The heart of a woman is a ghastly, ghastly thing; worse still is her mind. Gone are the days where the two were interchangeable; now they operate on two vastly diametric cognitive modalities. What else can you expect from a fissure if not indecisiveness? To give in or not to give in, that is the question (is it a question still if the answer is deterministic, the damned thing). Both lead to oblivion sooner or later, whether after a handful of bliss devoured or before a shower of misery poured.
If the conclusion is the same, then what is the fuss about, you ask? I told you: the heart of a woman is a ghastly thing; worse still is her mind. So her divine intuition is rather pointless, her conclusions amiss, and her shame is anticipatory as well as it is enormous.
To take up space in a heart or to make space for a heart are tasks of abject horror; both put her in a position that is most disadvantageous to her disposition, both strip her of her silver gild, her barricade of electric wire. Both must survive beyond her carcass, past its absolution to dust, or she will collapse into the very void she was born of. To keep her space, she will toil into residual aberrations; she will make a myth of herself or a monument, whichever is the one he fancies. Making space, however, exists in complete opposition; it is too easy, too carved in the ligaments of her muscles, too in harmony with her idealistic nature, that it becomes an erasure of self itself, to fill that space once dispossessed of (you see, she can’t keep something that isn’t hers).

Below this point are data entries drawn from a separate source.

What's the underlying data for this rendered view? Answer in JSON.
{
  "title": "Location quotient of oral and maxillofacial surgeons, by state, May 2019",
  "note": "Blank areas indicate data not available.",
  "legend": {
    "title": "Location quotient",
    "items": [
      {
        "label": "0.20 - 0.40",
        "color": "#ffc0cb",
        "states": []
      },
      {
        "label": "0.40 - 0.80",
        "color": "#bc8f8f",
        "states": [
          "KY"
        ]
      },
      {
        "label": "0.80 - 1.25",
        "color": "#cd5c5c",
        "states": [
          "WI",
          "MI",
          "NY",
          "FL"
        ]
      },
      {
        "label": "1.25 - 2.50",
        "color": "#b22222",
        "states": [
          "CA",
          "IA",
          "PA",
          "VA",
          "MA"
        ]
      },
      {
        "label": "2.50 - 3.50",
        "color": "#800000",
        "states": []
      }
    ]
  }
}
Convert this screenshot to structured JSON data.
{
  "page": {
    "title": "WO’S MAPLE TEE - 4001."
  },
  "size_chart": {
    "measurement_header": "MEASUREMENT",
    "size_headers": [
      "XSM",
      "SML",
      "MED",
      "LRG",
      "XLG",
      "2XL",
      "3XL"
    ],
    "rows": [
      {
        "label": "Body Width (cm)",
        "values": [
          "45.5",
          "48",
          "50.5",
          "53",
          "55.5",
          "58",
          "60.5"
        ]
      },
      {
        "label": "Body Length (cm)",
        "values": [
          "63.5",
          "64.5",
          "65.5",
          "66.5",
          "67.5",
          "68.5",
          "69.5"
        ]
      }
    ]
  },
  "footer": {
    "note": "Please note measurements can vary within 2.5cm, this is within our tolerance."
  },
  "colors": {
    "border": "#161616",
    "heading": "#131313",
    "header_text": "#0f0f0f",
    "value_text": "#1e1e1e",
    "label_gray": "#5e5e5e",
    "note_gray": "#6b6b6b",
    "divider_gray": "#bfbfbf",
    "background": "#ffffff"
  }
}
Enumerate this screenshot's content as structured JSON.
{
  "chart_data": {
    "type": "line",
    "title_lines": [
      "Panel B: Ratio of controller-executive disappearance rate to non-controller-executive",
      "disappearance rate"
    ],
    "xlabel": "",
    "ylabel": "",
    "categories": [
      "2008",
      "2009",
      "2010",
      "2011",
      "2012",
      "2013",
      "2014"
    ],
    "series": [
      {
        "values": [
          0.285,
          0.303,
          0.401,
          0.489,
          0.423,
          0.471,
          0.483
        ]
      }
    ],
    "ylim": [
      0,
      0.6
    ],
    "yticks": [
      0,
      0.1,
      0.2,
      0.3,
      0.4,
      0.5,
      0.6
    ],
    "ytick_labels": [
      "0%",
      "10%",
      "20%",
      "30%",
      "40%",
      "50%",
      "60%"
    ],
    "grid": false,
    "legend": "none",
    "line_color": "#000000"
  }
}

Do you understand now? The heart of a woman is a ghastly thing, so she must tread lightly; the curve of her feet must never touch the ice she floats on, she must never fully experience the chromatic, resplendent spectrum of her treacherous emotions, lest they apotheosize as they have, as they do. Now you’d be wrong in thinking her entire tragedy lies in fearing vulnerability; it is the very antithesis of her analysis you have happened across, for such is the nature of men. Conversely, her entire tragedy lies in being haunted by vulnerability: yes, she is made in the image of it, she is too much of it, the foolish girl.